Il se dit « complètement stupéfait », « atterré ». Le chef d’escadron de gendarmerie Jean-Hugues Matelly s’est vu signifier jeudi sa radiation des cadres (son exclusion de la gendarmerie) par « mesure disciplinaire ». Ses torts ? S’être exprimé publiquement fin 2008 en critiquant le rapprochement police-gendarmerie au sein du ministère de l’Intérieur, effectif depuis le 1er janvier 2009. Le commandant, également chercheur au CNRS, avait détaillé ses arguments dans un article de presse, cosigné avec un autre chercheur civil. Jean-Hugues Matelly avait ensuite réitéré les critiques contenues dans l’étude, intitulée « La gendarmerie enterrée dans l’indifférence générale », sur une radio nationale.

A la suite de ces interventions, le militaire de 44 ans, qui exerce en Picardie, avait fait l’objet en juin 2009 d’une procédure pour « manquement grave » à son obligation de réserve. En octobre, un conseil d’enquête de la gendarmerie avait proposé sa « radiation des cadres ». Une proposition suivie jeudi par le président de la République qui devait trancher en dernier ressort.

Sans précédent

Selon l’avocat de Jean-Hugues Matelly, la mesure est rarissime. « Nous sommes stupéfaits de la disproportion de la sanction par rapport à la faute alléguée. Ses propos n’étaient pas polémiques et ne jetaient pas le discrédit sur l’institution », a souligné Me David Dassa-Le Deist en affirmant qu’il n’existait pas, « dans la jurisprudence, de cas similaire ». L’avocat envisage un référé devant une juridiction administrative pour la contester. « Une voie de recours naturelle s’offre à nous, celle du Conseil d’Etat qui appréciera la légalité d’une telle décision », indique-t-il.

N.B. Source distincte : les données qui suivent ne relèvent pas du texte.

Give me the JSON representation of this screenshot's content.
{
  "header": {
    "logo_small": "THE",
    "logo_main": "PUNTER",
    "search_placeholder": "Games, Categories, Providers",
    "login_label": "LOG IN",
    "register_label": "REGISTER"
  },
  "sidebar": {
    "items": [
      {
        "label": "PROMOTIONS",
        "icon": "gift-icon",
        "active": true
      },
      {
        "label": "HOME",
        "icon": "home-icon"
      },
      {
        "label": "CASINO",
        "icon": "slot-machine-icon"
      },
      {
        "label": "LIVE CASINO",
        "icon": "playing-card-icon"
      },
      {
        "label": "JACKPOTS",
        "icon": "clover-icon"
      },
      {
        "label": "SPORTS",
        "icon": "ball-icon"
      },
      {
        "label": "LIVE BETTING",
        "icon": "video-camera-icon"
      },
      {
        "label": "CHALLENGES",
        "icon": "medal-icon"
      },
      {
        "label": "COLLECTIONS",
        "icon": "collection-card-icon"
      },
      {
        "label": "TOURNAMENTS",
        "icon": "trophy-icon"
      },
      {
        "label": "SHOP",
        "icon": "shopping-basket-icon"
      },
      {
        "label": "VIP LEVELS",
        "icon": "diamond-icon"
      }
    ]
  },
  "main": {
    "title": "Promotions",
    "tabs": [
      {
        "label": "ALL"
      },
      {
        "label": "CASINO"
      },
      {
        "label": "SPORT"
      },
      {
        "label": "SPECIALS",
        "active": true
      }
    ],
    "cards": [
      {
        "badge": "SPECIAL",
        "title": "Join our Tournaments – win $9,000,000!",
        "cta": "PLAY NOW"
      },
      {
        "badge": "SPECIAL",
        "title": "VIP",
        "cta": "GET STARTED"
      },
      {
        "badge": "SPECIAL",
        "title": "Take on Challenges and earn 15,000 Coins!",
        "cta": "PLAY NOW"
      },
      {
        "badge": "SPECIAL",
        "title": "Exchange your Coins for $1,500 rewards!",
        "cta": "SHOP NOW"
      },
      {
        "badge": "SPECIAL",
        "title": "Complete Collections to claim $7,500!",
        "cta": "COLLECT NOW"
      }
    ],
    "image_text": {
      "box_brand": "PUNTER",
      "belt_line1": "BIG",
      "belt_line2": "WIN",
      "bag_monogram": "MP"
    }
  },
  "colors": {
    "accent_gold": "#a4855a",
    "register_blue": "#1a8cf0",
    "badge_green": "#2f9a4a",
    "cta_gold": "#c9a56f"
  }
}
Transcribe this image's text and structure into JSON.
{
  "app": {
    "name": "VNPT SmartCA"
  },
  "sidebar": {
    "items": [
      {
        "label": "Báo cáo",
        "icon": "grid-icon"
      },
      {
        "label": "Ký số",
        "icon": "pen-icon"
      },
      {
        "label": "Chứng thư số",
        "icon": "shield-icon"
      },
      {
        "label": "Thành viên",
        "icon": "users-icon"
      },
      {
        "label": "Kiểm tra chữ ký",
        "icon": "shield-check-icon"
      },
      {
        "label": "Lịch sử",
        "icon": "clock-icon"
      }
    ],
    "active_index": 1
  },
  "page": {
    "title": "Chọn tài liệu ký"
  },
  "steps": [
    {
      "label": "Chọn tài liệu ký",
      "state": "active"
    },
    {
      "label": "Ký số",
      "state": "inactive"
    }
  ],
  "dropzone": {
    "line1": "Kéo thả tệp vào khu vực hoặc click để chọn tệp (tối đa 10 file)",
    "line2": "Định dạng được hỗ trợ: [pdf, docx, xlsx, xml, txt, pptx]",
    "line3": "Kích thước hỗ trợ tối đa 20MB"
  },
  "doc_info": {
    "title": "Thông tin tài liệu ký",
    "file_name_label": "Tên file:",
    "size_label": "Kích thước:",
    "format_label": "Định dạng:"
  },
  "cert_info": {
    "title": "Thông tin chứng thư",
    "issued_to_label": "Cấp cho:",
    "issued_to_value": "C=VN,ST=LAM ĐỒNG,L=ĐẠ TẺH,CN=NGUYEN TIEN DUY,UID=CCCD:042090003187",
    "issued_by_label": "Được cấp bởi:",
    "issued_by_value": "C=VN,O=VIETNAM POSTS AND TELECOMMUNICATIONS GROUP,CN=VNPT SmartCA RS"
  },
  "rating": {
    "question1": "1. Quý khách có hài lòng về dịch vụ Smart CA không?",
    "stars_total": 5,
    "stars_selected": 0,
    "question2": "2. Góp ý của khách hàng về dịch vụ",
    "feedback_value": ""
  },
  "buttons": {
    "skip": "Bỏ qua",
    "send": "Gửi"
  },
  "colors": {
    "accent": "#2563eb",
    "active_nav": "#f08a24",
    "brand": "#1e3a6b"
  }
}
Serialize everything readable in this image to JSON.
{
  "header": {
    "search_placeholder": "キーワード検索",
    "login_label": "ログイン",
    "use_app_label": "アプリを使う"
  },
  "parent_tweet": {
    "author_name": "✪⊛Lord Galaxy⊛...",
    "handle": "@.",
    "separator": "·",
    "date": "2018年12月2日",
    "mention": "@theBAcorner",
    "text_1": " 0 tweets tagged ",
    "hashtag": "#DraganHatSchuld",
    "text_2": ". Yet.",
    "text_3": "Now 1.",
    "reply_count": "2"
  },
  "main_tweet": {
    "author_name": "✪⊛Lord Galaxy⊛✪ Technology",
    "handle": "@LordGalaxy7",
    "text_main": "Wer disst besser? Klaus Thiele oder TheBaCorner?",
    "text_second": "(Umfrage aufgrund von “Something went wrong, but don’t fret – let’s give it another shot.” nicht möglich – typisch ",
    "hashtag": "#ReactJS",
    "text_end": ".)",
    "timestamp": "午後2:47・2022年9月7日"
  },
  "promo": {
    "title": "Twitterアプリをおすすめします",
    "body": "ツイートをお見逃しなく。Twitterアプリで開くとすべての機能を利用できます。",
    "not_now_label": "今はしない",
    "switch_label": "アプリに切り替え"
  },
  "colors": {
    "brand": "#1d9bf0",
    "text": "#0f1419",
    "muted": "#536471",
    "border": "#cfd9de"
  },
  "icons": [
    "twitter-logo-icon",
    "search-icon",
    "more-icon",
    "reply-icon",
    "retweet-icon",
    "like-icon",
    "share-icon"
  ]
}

Déplorant qu’« aucune expression libre ne semble possible » dans l’armée, Jean-Hugues Martelly a souhaité néanmoins « pouvoir continuer à défendre les valeurs qui sont celles de la démocratie, en premier lieu desquelles la liberté d’expression ». A ses yeux, son engagement dans l’armée n’était « pas du tout contradictoire » avec cela.

Le cosignataire de l’article incriminé, Cristian Mouhana, qui, lui, n’est pas gendarme, s’est déclaré pour sa part « scandalisé » par cette mesure « jamais utilisée dans un tel cadre », qui « reflète le malaise de la gendarmerie que la hiérarchie ne veut pas entendre ». « Le rapprochement police-gendarmerie, cela signifie la fin de la police de proximité telle que les gendarmes la pratiquaient », a-t-il précisé, « ce qui était dit dans notre étude ».

Au début de la procédure, le ministre de l’Intérieur, Brice Hortefeux, avait déclaré qu’ »en tant que militaires, l’expression publique des gendarmes est encadrée par des dispositions particulières » : ils sont « astreints à l’obligation de réserve » qui « s’applique à tous, y compris » à Jean-Hugues Matelly.